Cameron is located 2 miles due East of an intersection between two country roads. He decides to walk in a straight line (cross-country) toward a position 3 miles due North of the intersection; it takes Cameron one hour to reach that location.
(a) Find parametric equations for the location of Cameron at time t hours.
(b) Find the rate of change of the distance between Cameron and the intersection at time 15 minutes (t=1/4 hr).
is parametric equation same as the uniform linear motion? where x(t)=a+bt , y(t)c+dt would I use this to solve for a?
Yes.
X=2-2t
y=3t
To solve part (a) of the problem and find parametric equations for Cameron's location at time t hours, we can use two variables to represent his position: x for the distance traveled eastward from the intersection and y for the distance traveled northward.
Let's assume that at time t=0, Cameron is at the intersection between the two country roads. Since he walks in a straight line, his speed can be considered constant.

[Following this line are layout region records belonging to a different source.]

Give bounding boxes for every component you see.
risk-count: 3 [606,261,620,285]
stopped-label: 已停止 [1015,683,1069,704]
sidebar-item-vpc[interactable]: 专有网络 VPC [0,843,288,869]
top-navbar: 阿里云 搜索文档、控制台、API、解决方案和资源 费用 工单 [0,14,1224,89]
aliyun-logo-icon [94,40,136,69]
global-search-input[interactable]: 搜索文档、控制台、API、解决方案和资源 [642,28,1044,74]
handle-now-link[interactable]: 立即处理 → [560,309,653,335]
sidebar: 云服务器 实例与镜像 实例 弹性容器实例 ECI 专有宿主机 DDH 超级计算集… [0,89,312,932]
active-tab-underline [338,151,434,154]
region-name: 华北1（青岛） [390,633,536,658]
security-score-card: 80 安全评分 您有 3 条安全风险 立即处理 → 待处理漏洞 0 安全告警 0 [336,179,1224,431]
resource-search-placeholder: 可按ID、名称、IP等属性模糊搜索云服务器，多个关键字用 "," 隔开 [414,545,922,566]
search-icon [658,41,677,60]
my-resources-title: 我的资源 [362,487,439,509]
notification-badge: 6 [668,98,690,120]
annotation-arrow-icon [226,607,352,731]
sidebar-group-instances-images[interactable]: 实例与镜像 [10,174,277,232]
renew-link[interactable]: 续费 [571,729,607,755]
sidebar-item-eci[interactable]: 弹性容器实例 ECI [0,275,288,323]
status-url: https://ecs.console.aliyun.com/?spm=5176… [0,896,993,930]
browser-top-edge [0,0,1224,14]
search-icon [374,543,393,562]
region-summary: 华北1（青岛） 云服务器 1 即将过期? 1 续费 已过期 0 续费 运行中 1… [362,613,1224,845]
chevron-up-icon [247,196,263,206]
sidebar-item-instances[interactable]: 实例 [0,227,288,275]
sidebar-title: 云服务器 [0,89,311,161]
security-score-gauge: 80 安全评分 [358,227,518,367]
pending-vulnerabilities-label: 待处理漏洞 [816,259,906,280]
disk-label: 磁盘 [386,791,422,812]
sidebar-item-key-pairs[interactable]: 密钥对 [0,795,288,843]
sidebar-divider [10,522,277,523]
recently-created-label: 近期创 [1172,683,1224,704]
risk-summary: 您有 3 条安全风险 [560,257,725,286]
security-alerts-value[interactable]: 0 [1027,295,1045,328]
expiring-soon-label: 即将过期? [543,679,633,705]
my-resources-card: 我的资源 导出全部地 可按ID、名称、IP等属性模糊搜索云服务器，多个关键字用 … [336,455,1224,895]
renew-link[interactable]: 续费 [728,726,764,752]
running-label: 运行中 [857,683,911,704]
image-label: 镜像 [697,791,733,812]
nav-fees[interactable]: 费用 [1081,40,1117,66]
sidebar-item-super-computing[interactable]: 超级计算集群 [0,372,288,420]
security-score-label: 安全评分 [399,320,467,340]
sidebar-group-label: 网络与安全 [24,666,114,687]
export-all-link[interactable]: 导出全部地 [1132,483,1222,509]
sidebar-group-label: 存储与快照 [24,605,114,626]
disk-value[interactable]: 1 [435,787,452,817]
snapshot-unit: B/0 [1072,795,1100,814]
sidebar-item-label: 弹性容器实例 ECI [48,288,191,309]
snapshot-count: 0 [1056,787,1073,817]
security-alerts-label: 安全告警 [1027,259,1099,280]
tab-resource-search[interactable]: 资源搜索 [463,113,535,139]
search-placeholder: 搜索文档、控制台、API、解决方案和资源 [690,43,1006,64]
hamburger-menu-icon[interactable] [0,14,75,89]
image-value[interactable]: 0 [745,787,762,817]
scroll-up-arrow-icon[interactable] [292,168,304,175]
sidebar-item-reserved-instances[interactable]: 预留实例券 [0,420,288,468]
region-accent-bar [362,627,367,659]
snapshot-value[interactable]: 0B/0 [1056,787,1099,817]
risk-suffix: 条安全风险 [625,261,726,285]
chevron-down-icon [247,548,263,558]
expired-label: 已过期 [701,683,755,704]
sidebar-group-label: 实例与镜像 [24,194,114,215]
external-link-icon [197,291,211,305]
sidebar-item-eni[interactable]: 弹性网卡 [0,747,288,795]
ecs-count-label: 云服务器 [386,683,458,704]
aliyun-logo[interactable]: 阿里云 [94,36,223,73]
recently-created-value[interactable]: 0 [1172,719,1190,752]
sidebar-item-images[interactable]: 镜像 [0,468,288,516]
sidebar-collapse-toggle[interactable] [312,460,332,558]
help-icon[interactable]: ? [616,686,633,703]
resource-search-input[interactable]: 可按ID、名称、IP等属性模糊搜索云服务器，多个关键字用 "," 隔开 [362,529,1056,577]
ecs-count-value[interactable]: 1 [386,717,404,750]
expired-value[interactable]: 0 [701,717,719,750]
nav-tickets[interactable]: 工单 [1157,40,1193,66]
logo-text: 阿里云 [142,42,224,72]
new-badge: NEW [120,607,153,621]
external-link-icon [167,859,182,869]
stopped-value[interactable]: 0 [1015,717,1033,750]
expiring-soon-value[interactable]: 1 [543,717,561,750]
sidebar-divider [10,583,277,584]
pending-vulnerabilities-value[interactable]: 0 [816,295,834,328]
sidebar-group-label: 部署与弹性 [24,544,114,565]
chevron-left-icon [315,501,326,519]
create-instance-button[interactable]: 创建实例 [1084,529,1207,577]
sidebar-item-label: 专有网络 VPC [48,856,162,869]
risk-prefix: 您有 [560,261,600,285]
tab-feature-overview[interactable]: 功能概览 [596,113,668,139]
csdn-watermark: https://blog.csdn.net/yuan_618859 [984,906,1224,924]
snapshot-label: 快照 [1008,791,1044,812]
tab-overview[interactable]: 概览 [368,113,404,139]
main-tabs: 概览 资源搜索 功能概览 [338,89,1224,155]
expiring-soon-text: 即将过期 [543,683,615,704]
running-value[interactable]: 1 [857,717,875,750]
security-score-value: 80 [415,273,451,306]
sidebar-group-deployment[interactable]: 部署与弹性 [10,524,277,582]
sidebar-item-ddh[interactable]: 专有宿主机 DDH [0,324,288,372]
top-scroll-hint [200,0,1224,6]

From the given information, we know that Cameron walks 2 miles due east and then 3 miles due north from the intersection. Since it takes him one hour to reach the final location, we can determine his speed as follows:
Speed = Distance/Time
Speed = (2 miles + 3 miles)/1 hour
Speed = 5 miles/hour
Now, let's find the parametric equations using the concepts of velocity and position. Velocity is the rate of change of position over time.
Given:
Initial position (x₀, y₀) = (0, 0) at t=0
Velocity (Vx, Vy) = (2 miles/hour, 3 miles/hour)
The parametric equations for Cameron's location at time t hours can be written as:
x = x₀ + Vx * t
y = y₀ + Vy * t
Substituting the given values, we have:
x = 0 + (2 miles/hour) * t
y = 0 + (3 miles/hour) * t
Therefore, the parametric equations for Cameron's location at time t hours are:
x = 2t
y = 3t
Now let's move on to part (b) and find the rate of change of the distance between Cameron and the intersection at time t=15 minutes (t=1/4 hr).
To find the rate of change, we need to calculate the time derivative of the distance function between Cameron and the intersection.
Distance = √(x² + y²)
Differentiating with respect to time, we get:
d(Distance)/dt = d(√(x² + y²))/dt
Using the chain rule, this simplifies to:
d(Distance)/dt = [(x * dx/dt) + (y * dy/dt)] / √(x² + y²)
Substituting the parametric equations we found earlier:
x = 2t
y = 3t
dx/dt = 2
dy/dt = 3
We can evaluate the rate of change at t=1/4 hr (15 minutes):
d(Distance)/dt = [(2t * 2) + (3t * 3)] / √((2t)² + (3t)²)
= (4t + 9t) / √(4t² + 9t²)
= (13t) / √(4t² + 9t²)
= 13t / √(13t²)
= 13t / (|t| √13)
Substituting t=1/4 hr:
d(Distance)/dt = 13 * (1/4) / (|1/4| √13)
= 13/4 / (√13/4)
= (13/4) * (4/√13)
= 13 / √13
Therefore, the rate of change of the distance between Cameron and the intersection at time t=15 minutes is 13 / √13 miles per hour.